AUSTIN, Texas -- A package bomb that killed a teenager and wounded a woman Monday in Austin is probably linked to a similar bombing that killed a man elsewhere in the city this month, authorities said, and investigators are considering whether race was a factor because all of the victims were black.
Shortly after Police Chief Brian Manley announced the suspected link between Monday's blast and a March 2 attack that killed a 39-year-old man, authorities rushed to the scene of a third explosion that badly injured a second woman.
Authorities have not said whether that blast was also caused by a package bomb or if the victim, like those hit in the two confirmed bombings, is black. Austin-Travis County EMS tweeted that the woman is in her 70s and was taken to a hospital with potentially life-threatening injuries.
Authorities urged the public to call police if they receive any unexpected packages.
The latest explosions happened during the South by Southwest music, film and technology festival, which brings about 400,000 visitors to Austin each year. The explosions happened far from the main events of the festival, and there was no immediate word from organizers about additional safety precautions being taken.
Four years ago, a driver plowed through a barricade and into festival-goers, killing four people and injuring many others. Additional security measures were taken in the aftermath, including additional policing, tougher security checks and brighter street lighting, among others.
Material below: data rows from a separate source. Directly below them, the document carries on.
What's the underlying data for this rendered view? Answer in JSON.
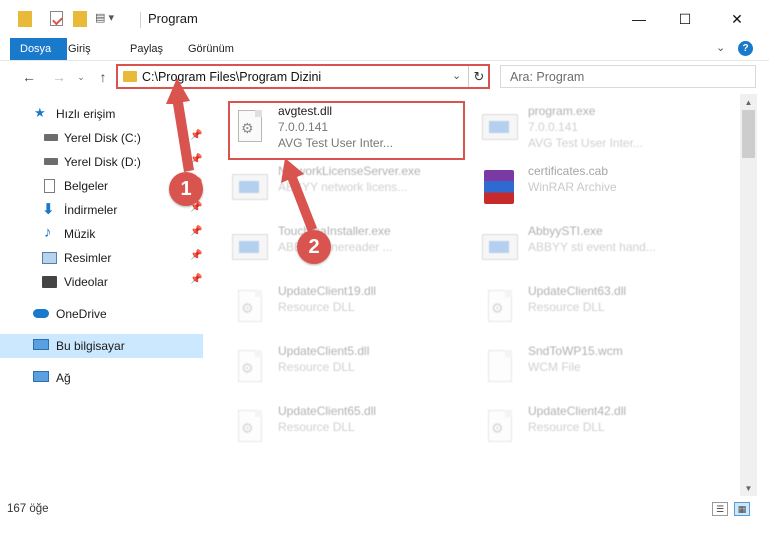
{
  "window": {
    "title": "Program",
    "minimize": "—",
    "maximize": "☐",
    "close": "✕"
  },
  "ribbon": {
    "tabs": [
      "Dosya",
      "Giriş",
      "Paylaş",
      "Görünüm"
    ],
    "help": "?"
  },
  "address": {
    "path": "C:\\Program Files\\Program Dizini",
    "search_placeholder": "Ara: Program"
  },
  "nav": {
    "items": [
      {
        "label": "Hızlı erişim",
        "icon": "star-icon",
        "pinned": false
      },
      {
        "label": "Yerel Disk (C:)",
        "icon": "drive-icon",
        "pinned": true
      },
      {
        "label": "Yerel Disk (D:)",
        "icon": "drive-icon",
        "pinned": true
      },
      {
        "label": "Belgeler",
        "icon": "documents-icon",
        "pinned": true
      },
      {
        "label": "İndirmeler",
        "icon": "download-icon",
        "pinned": true
      },
      {
        "label": "Müzik",
        "icon": "music-icon",
        "pinned": true
      },
      {
        "label": "Resimler",
        "icon": "pictures-icon",
        "pinned": true
      },
      {
        "label": "Videolar",
        "icon": "video-icon",
        "pinned": true
      },
      {
        "label": "OneDrive",
        "icon": "cloud-icon",
        "pinned": false
      },
      {
        "label": "Bu bilgisayar",
        "icon": "computer-icon",
        "pinned": false
      },
      {
        "label": "Ağ",
        "icon": "network-icon",
        "pinned": false
      }
    ]
  },
  "files": [
    {
      "name": "avgtest.dll",
      "version": "7.0.0.141",
      "desc": "AVG Test User Inter...",
      "type": "dll"
    },
    {
      "name": "program.exe",
      "version": "7.0.0.141",
      "desc": "AVG Test User Inter...",
      "type": "exe"
    },
    {
      "name": "NetworkLicenseServer.exe",
      "version": "",
      "desc": "ABBYY network licens...",
      "type": "exe"
    },
    {
      "name": "certificates.cab",
      "version": "",
      "desc": "WinRAR Archive",
      "type": "cab"
    },
    {
      "name": "TouchmaInstaller.exe",
      "version": "",
      "desc": "ABBYY Finereader ...",
      "type": "exe"
    },
    {
      "name": "AbbyySTI.exe",
      "version": "",
      "desc": "ABBYY sti event hand...",
      "type": "exe"
    },
    {
      "name": "UpdateClient19.dll",
      "version": "",
      "desc": "Resource DLL",
      "type": "dll"
    },
    {
      "name": "UpdateClient63.dll",
      "version": "",
      "desc": "Resource DLL",
      "type": "dll"
    },
    {
      "name": "UpdateClient5.dll",
      "version": "",
      "desc": "Resource DLL",
      "type": "dll"
    },
    {
      "name": "SndToWP15.wcm",
      "version": "",
      "desc": "WCM File",
      "type": "dll"
    },
    {
      "name": "UpdateClient65.dll",
      "version": "",
      "desc": "Resource DLL",
      "type": "dll"
    },
    {
      "name": "UpdateClient42.dll",
      "version": "",
      "desc": "Resource DLL",
      "type": "dll"
    }
  ],
  "annotations": {
    "step1": "1",
    "step2": "2",
    "accent": "#d9534f"
  },
  "status": {
    "count": "167 öğe"
  }
}
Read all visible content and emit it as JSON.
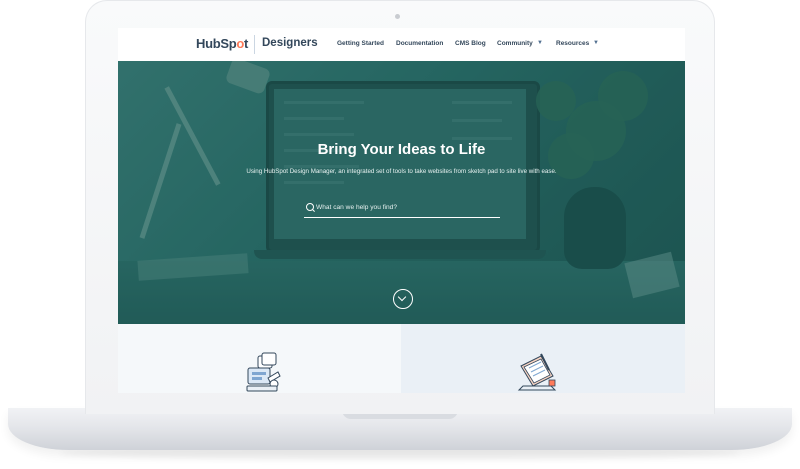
{
  "brand": {
    "logo_pre": "HubSp",
    "logo_mid": "o",
    "logo_post": "t",
    "section": "Designers"
  },
  "nav": {
    "items": [
      {
        "label": "Getting Started"
      },
      {
        "label": "Documentation"
      },
      {
        "label": "CMS Blog"
      },
      {
        "label": "Community",
        "has_dropdown": true
      },
      {
        "label": "Resources",
        "has_dropdown": true
      }
    ]
  },
  "hero": {
    "title": "Bring Your Ideas to Life",
    "subtitle": "Using HubSpot Design Manager, an integrated set of tools to take websites from sketch pad to site live with ease.",
    "search_placeholder": "What can we help you find?",
    "scroll_icon": "chevron-down-icon"
  },
  "cards": [
    {
      "icon": "design-tools-icon"
    },
    {
      "icon": "notebook-pen-icon"
    }
  ],
  "colors": {
    "brand_text": "#33475b",
    "brand_accent": "#ff7a59",
    "hero_overlay": "#2d6e69"
  }
}
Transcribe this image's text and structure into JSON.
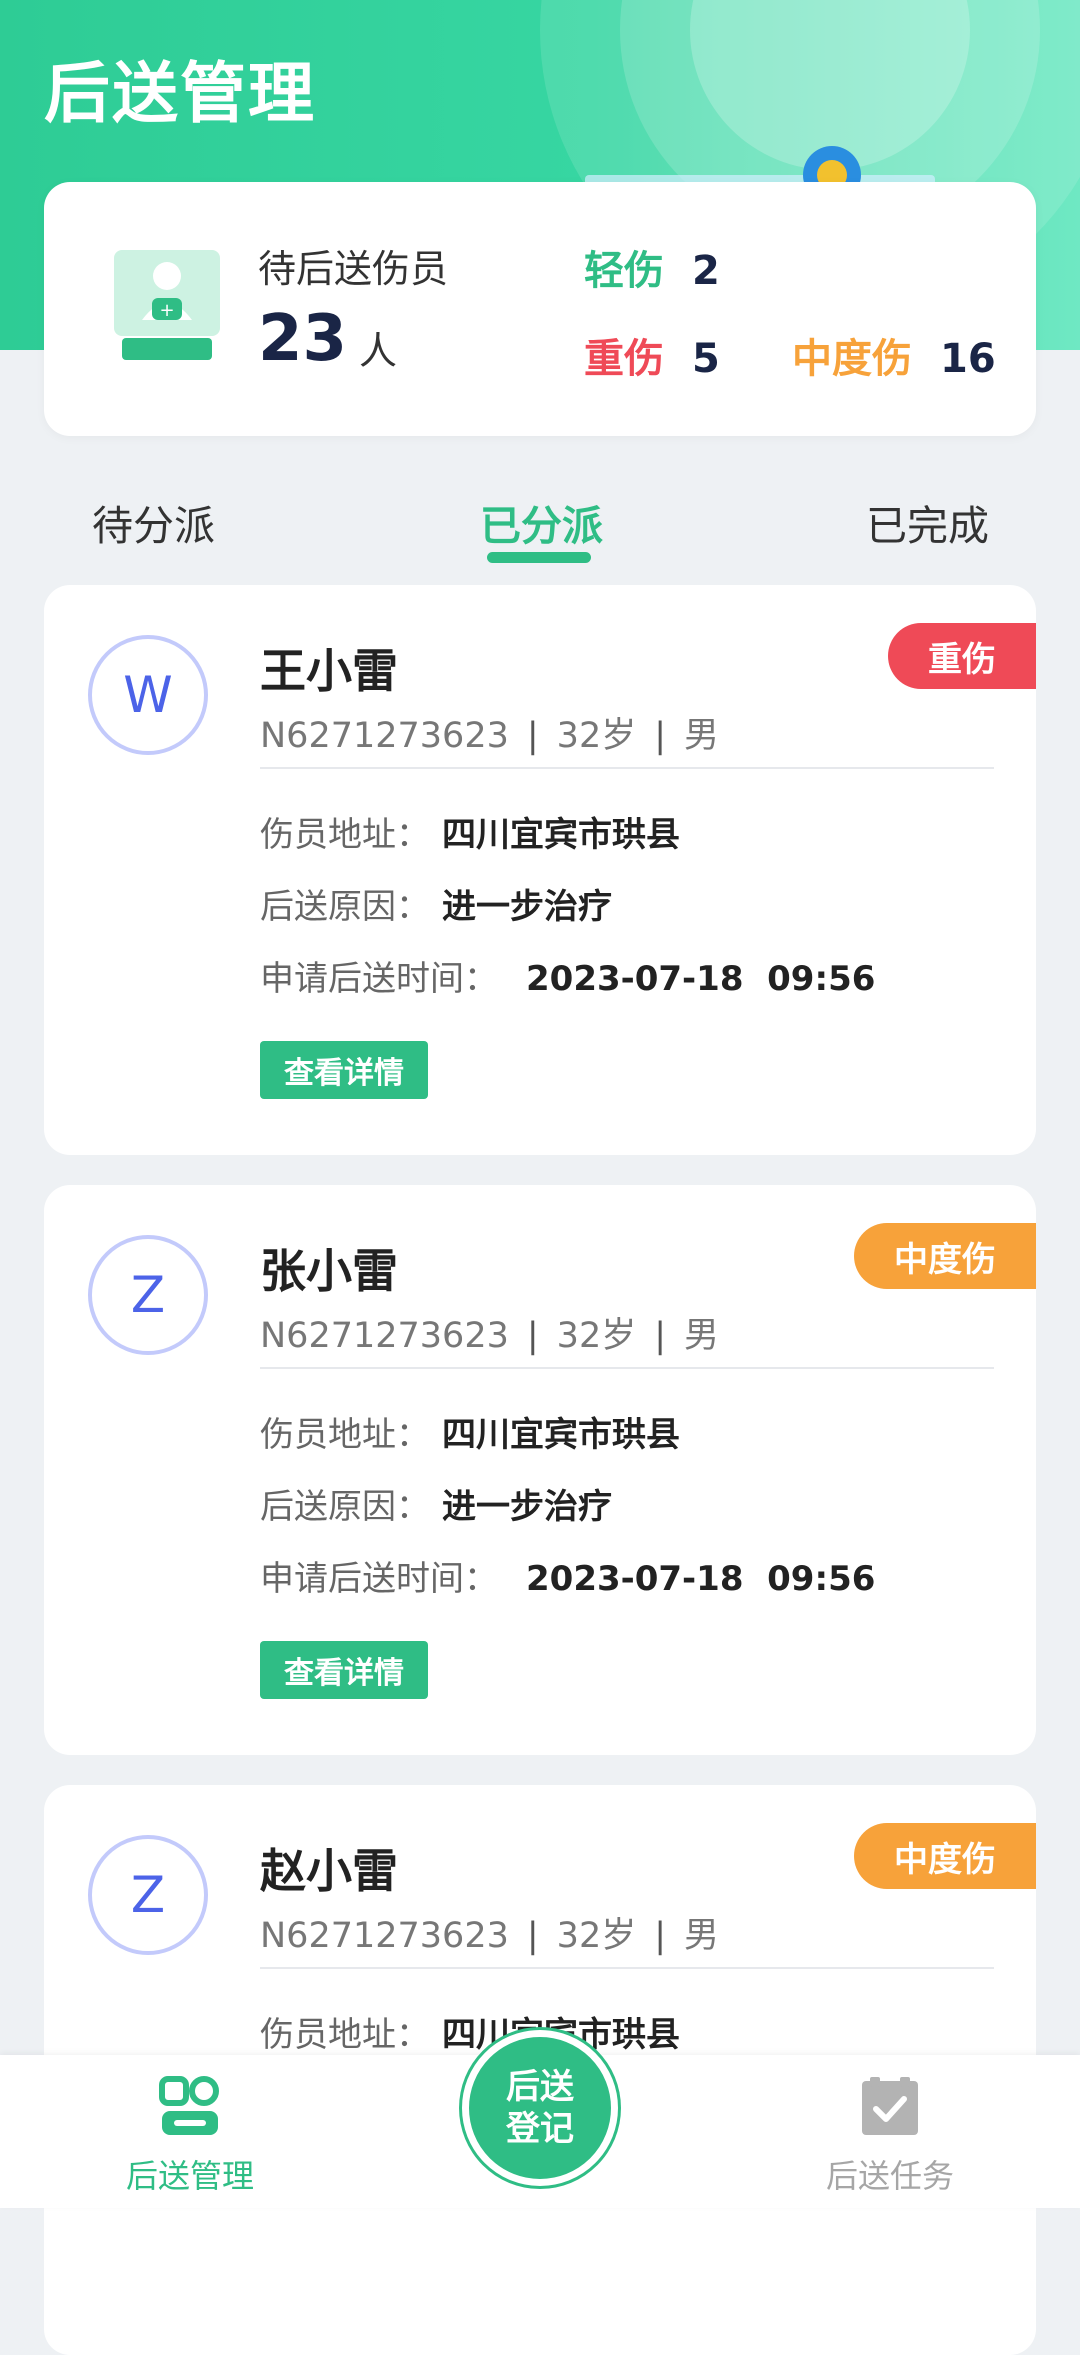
{
  "header": {
    "title": "后送管理"
  },
  "summary": {
    "label": "待后送伤员",
    "count": "23",
    "unit": "人",
    "light_label": "轻伤",
    "light_value": "2",
    "severe_label": "重伤",
    "severe_value": "5",
    "moderate_label": "中度伤",
    "moderate_value": "16"
  },
  "tabs": [
    {
      "label": "待分派"
    },
    {
      "label": "已分派",
      "active": true
    },
    {
      "label": "已完成"
    }
  ],
  "cards": [
    {
      "initial": "W",
      "name": "王小雷",
      "id": "N6271273623",
      "age": "32岁",
      "gender": "男",
      "badge": "重伤",
      "address_label": "伤员地址：",
      "address": "四川宜宾市珙县",
      "reason_label": "后送原因：",
      "reason": "进一步治疗",
      "time_label": "申请后送时间：",
      "time": "2023-07-18  09:56",
      "button": "查看详情"
    },
    {
      "initial": "Z",
      "name": "张小雷",
      "id": "N6271273623",
      "age": "32岁",
      "gender": "男",
      "badge": "中度伤",
      "address_label": "伤员地址：",
      "address": "四川宜宾市珙县",
      "reason_label": "后送原因：",
      "reason": "进一步治疗",
      "time_label": "申请后送时间：",
      "time": "2023-07-18  09:56",
      "button": "查看详情"
    },
    {
      "initial": "Z",
      "name": "赵小雷",
      "id": "N6271273623",
      "age": "32岁",
      "gender": "男",
      "badge": "中度伤",
      "address_label": "伤员地址：",
      "address": "四川宜宾市珙县"
    }
  ],
  "bottom_nav": {
    "left_label": "后送管理",
    "center_line1": "后送",
    "center_line2": "登记",
    "right_label": "后送任务"
  },
  "colors": {
    "primary": "#2fbd85",
    "severe": "#ef4a57",
    "moderate": "#f7a23a",
    "avatar_ring": "#c3cafb"
  }
}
The three explosions occurred in different parts of east Austin. Monday's first explosion happened at a home near the city's Windsor Park neighborhood and about 12 miles (20 kilometers) from the home where the March 2 package bomb killed 39-year-old Anthony Stephan House. His death was initially investigated as suspicious but is now viewed as a homicide.
Monday's second explosion - the cause of which was still being investigated - happened in the Montopolis neighborhood, near the airport and about 5 miles south of the day's first blast.
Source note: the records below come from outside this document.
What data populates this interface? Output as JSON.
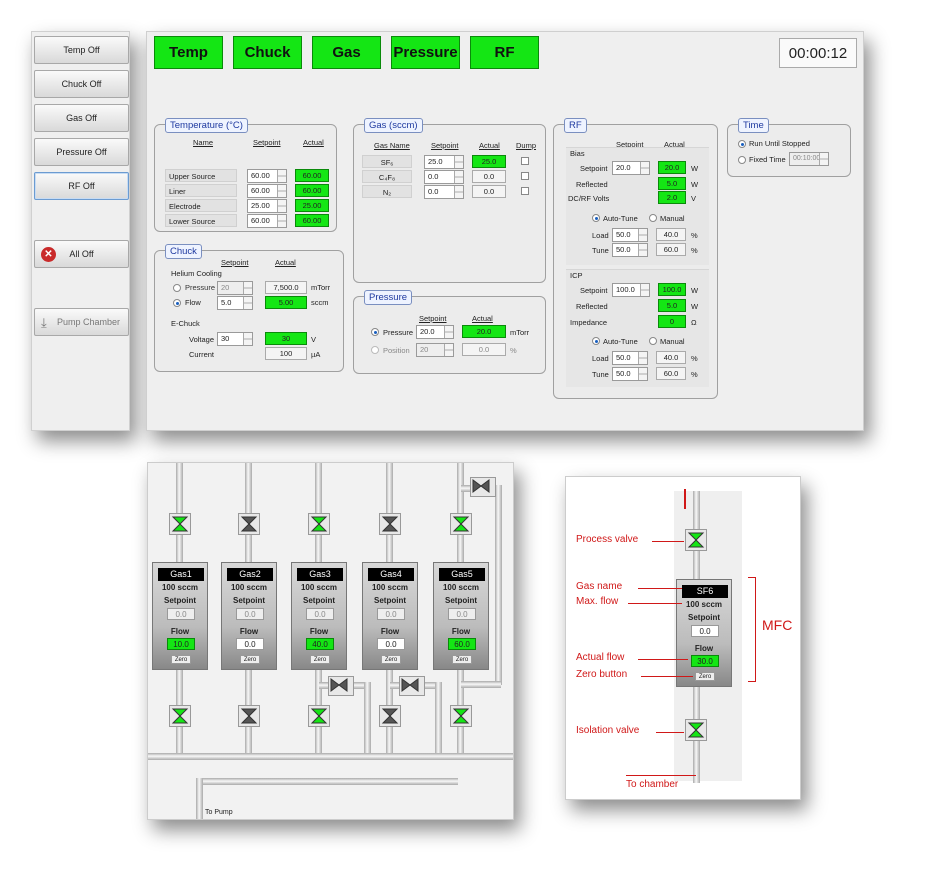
{
  "sidebar": {
    "buttons": [
      "Temp Off",
      "Chuck Off",
      "Gas Off",
      "Pressure Off",
      "RF Off"
    ],
    "all_off": "All Off",
    "pump": "Pump Chamber"
  },
  "tabs": [
    "Temp",
    "Chuck",
    "Gas",
    "Pressure",
    "RF"
  ],
  "clock": "00:00:12",
  "temperature": {
    "title": "Temperature (°C)",
    "h_name": "Name",
    "h_setpoint": "Setpoint",
    "h_actual": "Actual",
    "rows": [
      {
        "name": "Upper Source",
        "sp": "60.00",
        "ac": "60.00"
      },
      {
        "name": "Liner",
        "sp": "60.00",
        "ac": "60.00"
      },
      {
        "name": "Electrode",
        "sp": "25.00",
        "ac": "25.00"
      },
      {
        "name": "Lower Source",
        "sp": "60.00",
        "ac": "60.00"
      }
    ]
  },
  "chuck": {
    "title": "Chuck",
    "h_setpoint": "Setpoint",
    "h_actual": "Actual",
    "helium": "Helium Cooling",
    "pressure": {
      "label": "Pressure",
      "sp": "20",
      "ac": "7,500.0",
      "unit": "mTorr"
    },
    "flow": {
      "label": "Flow",
      "sp": "5.0",
      "ac": "5.00",
      "unit": "sccm"
    },
    "echuck": "E-Chuck",
    "voltage": {
      "label": "Voltage",
      "sp": "30",
      "ac": "30",
      "unit": "V"
    },
    "current": {
      "label": "Current",
      "ac": "100",
      "unit": "µA"
    }
  },
  "gas": {
    "title": "Gas (sccm)",
    "h_name": "Gas Name",
    "h_setpoint": "Setpoint",
    "h_actual": "Actual",
    "h_dump": "Dump",
    "rows": [
      {
        "name": "SF₆",
        "sp": "25.0",
        "ac": "25.0"
      },
      {
        "name": "C₄F₈",
        "sp": "0.0",
        "ac": "0.0"
      },
      {
        "name": "N₂",
        "sp": "0.0",
        "ac": "0.0"
      }
    ]
  },
  "pressure": {
    "title": "Pressure",
    "h_setpoint": "Setpoint",
    "h_actual": "Actual",
    "pressure": {
      "label": "Pressure",
      "sp": "20.0",
      "ac": "20.0",
      "unit": "mTorr"
    },
    "position": {
      "label": "Position",
      "sp": "20",
      "ac": "0.0",
      "unit": "%"
    }
  },
  "rf": {
    "title": "RF",
    "h_setpoint": "Setpoint",
    "h_actual": "Actual",
    "bias": {
      "title": "Bias",
      "setpoint": "Setpoint",
      "sp": "20.0",
      "ac": "20.0",
      "reflected": "Reflected",
      "refl": "5.0",
      "dcrf": "DC/RF Volts",
      "dc": "2.0",
      "u_w": "W",
      "u_v": "V",
      "auto": "Auto-Tune",
      "manual": "Manual",
      "load": "Load",
      "load_sp": "50.0",
      "load_ac": "40.0",
      "tune": "Tune",
      "tune_sp": "50.0",
      "tune_ac": "60.0",
      "pct": "%"
    },
    "icp": {
      "title": "ICP",
      "setpoint": "Setpoint",
      "sp": "100.0",
      "ac": "100.0",
      "reflected": "Reflected",
      "refl": "5.0",
      "impedance": "Impedance",
      "imp": "0",
      "u_w": "W",
      "u_o": "Ω",
      "auto": "Auto-Tune",
      "manual": "Manual",
      "load": "Load",
      "load_sp": "50.0",
      "load_ac": "40.0",
      "tune": "Tune",
      "tune_sp": "50.0",
      "tune_ac": "60.0",
      "pct": "%"
    }
  },
  "time": {
    "title": "Time",
    "run": "Run Until Stopped",
    "fixed": "Fixed Time",
    "fixed_val": "00:10:00"
  },
  "mfcs": [
    {
      "name": "Gas1",
      "max": "100 sccm",
      "sp": "0.0",
      "flow": "10.0",
      "green": true
    },
    {
      "name": "Gas2",
      "max": "100 sccm",
      "sp": "0.0",
      "flow": "0.0",
      "green": false
    },
    {
      "name": "Gas3",
      "max": "100 sccm",
      "sp": "0.0",
      "flow": "40.0",
      "green": true
    },
    {
      "name": "Gas4",
      "max": "100 sccm",
      "sp": "0.0",
      "flow": "0.0",
      "green": false
    },
    {
      "name": "Gas5",
      "max": "100 sccm",
      "sp": "0.0",
      "flow": "60.0",
      "green": true
    }
  ],
  "mfc_labels": {
    "setpoint": "Setpoint",
    "flow": "Flow",
    "zero": "Zero"
  },
  "to_pump": "To Pump",
  "inset": {
    "process_valve": "Process valve",
    "gas_name": "Gas name",
    "max_flow": "Max. flow",
    "actual_flow": "Actual flow",
    "zero_button": "Zero button",
    "isolation_valve": "Isolation valve",
    "to_chamber": "To chamber",
    "mfc": "MFC",
    "mfc_name": "SF6",
    "mfc_max": "100 sccm",
    "mfc_setpoint": "Setpoint",
    "mfc_sp": "0.0",
    "mfc_flow_label": "Flow",
    "mfc_flow": "30.0",
    "mfc_zero": "Zero"
  },
  "colors": {
    "green": "#14e614",
    "accent": "#1f3aa0",
    "red": "#d01818"
  }
}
Manley said investigators believe the March 2 attack and Monday's first explosion are related. In both cases, the packages were left overnight on the victims' doorsteps and were not mailed or sent by a delivery service. He said neither the Postal Service nor private carriers such as UPS or FedEx have any record of delivering the package to the home where Monday's explosion occurred.
"There are similarities that we cannot rule out that these two items are, in fact, related," Manley said.
Investigators have not determined a motive for the attacks, but it is possible that the victims could have been targeted because of their race, he said.
"We don't know what the motive behind these may be," Manley said. "We do know that both of the homes that were the recipients of these packages belong to African-Americans, so we cannot rule out that hate crime is at the core of this."
Special Agent Michelle Lee, a San Antonio-based spokesman for the FBI, said the agency responded to both events and was assisting Austin police, who were leading the local investigation. She said the Bureau of Alcohol, Tobacco, Firearms and Explosives was leading the federal investigation.
A second package was discovered near the site of the initial Monday explosion and that some residents and media members were evacuated or pushed farther from the blast site as authorities determined whether it was a bomb, Manley said.
Police did not immediately identify the teenager killed Monday. Manley said the woman who was injured in that attack is a 40-year-old woman who remains hospitalized.